Выбрать главу

— Уговорим! — несколько легкомысленно отвечаю я, тогда еще не в полной мере представляя себе сложный характер актрисы и как трудно ее уговорить сделать то, чего ей делать не хочется.

Нужно было быть большими оптимистами, чтобы покупать книги в эти тревожные дни, но мы оба оказались таковыми и через несколько минут вышли из книжного сумрака на солнечный и шумный Арбат: Володя Голубов с Волынским под мышкой, а я со своим Карлейлем. Проходим вместе полквартала и прощаемся на углу у обезображенного недавним прямым попаданием фашистской бомбы Театра Вахтангова. Решено, что через день — два я зайду в Радиокомитет продиктовать машинистке текст выбранного мною отрывка.

— Смотрите, чтоб было не больше чем на двенадцать минут, — говорит Голубов. — Мы теперь избегаем больших передач.

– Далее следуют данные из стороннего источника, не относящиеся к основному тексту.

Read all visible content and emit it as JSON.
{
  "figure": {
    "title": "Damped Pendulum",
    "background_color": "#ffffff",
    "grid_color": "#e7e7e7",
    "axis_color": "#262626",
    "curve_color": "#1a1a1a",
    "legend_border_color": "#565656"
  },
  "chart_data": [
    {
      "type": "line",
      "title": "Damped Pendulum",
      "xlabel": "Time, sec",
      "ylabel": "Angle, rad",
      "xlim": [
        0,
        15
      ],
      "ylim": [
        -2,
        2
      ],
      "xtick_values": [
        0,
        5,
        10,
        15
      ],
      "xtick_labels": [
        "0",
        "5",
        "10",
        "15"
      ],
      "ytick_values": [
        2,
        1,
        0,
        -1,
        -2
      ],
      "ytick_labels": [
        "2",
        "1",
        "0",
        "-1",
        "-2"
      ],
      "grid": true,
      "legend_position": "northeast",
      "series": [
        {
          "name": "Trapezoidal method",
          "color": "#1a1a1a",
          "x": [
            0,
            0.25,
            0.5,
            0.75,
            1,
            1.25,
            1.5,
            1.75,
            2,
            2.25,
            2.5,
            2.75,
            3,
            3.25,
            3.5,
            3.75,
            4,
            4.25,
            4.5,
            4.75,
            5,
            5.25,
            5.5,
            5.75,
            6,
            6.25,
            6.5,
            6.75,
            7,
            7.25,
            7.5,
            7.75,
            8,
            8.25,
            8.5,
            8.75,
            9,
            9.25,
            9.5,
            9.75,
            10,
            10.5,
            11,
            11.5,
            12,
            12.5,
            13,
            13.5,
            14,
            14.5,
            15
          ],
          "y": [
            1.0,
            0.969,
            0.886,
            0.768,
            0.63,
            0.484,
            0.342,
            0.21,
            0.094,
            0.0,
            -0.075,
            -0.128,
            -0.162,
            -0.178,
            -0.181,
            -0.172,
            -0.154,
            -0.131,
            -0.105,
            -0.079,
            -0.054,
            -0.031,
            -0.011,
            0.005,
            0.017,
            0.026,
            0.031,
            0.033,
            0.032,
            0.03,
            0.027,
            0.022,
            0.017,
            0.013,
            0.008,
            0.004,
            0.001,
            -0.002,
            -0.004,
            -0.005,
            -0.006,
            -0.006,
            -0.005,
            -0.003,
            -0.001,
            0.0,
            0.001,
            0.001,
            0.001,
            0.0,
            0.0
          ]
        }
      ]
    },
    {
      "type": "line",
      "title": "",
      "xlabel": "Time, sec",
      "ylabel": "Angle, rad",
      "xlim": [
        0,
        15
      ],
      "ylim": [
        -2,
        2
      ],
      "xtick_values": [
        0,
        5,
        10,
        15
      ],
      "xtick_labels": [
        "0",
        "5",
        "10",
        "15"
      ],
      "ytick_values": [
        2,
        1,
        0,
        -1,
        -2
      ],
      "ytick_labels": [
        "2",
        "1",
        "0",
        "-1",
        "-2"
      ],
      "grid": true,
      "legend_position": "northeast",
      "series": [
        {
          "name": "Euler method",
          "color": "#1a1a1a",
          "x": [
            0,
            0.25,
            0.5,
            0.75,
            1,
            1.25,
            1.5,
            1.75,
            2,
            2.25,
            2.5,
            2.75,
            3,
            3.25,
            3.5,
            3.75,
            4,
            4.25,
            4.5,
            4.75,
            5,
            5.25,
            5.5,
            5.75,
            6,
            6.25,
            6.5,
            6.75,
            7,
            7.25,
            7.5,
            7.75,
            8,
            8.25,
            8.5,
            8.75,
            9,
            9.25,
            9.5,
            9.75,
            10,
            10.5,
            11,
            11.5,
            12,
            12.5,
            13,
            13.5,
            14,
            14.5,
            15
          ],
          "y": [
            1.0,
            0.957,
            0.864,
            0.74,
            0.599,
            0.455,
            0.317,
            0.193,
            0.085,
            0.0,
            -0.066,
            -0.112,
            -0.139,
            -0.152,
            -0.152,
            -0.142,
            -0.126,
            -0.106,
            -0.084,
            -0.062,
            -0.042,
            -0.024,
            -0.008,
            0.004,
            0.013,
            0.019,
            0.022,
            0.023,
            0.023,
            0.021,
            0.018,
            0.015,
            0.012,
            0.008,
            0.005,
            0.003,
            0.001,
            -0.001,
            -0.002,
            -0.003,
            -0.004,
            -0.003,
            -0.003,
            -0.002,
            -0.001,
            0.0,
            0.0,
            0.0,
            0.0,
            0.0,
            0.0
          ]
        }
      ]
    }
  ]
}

Бабанову уговорили легко. Собственно, и уговаривать- то не пришлось: оказалось, что она просто плохо поняла предложение Голубова.

Утром 3 августа, просмотрев на платформе в Загорянской «Правду» (мне запомнилась вечерняя сводка от 2‑го — попытка наступления на Белую Церковь и Коростень и упорные бои на эстонском участке фронта), я поехал в город со скомпонованным накануне отрывком, состоящим из нескольких эпизодов третьего акта пьесы. Я сопроводил их небольшим прозаическим текстом объяснительного характера.

Это было воскресенье, но война уже сломала привычный обиход москвичей, и праздничный день ничем не отличался от обычного.

Я выбрал сцену с Кутузовым, и в редакции сразу возникли сомнения в уместности показа образа великого полководца в комедийном освещении. Я сейчас уже не помню фамилии мрачного человека в очках, который тогда уверял нас с Голубовым, что это может быть воспринято как шарж и профанация. Спор длился довольно долго, потом Голубов мне подмигнул и сказал, чтобы я подождал его в соседней комнате. Я догадался и вышел, оставив их наедине. Через пятнадцать минут судьба фельдмаршала Кутузова была решена, как говорится, в положительном смысле.

А через день начались репетиции. Они происходили в Театре Революции (теперь — Театр имени Маяковского).

Кутузова репетировал Дмитрий Орлов. Шуру Азарову — Бабанова. Графа Нурина — Сергей Мартинсон. Генерала Балмашова — Г. Кириллов. Режиссировал и читал объяснительный текст СМайоров. По счастливому совпадению все участники работы (и автор в том числе) были бывшими мейерхольдовцами, и общий язык был сразу найден.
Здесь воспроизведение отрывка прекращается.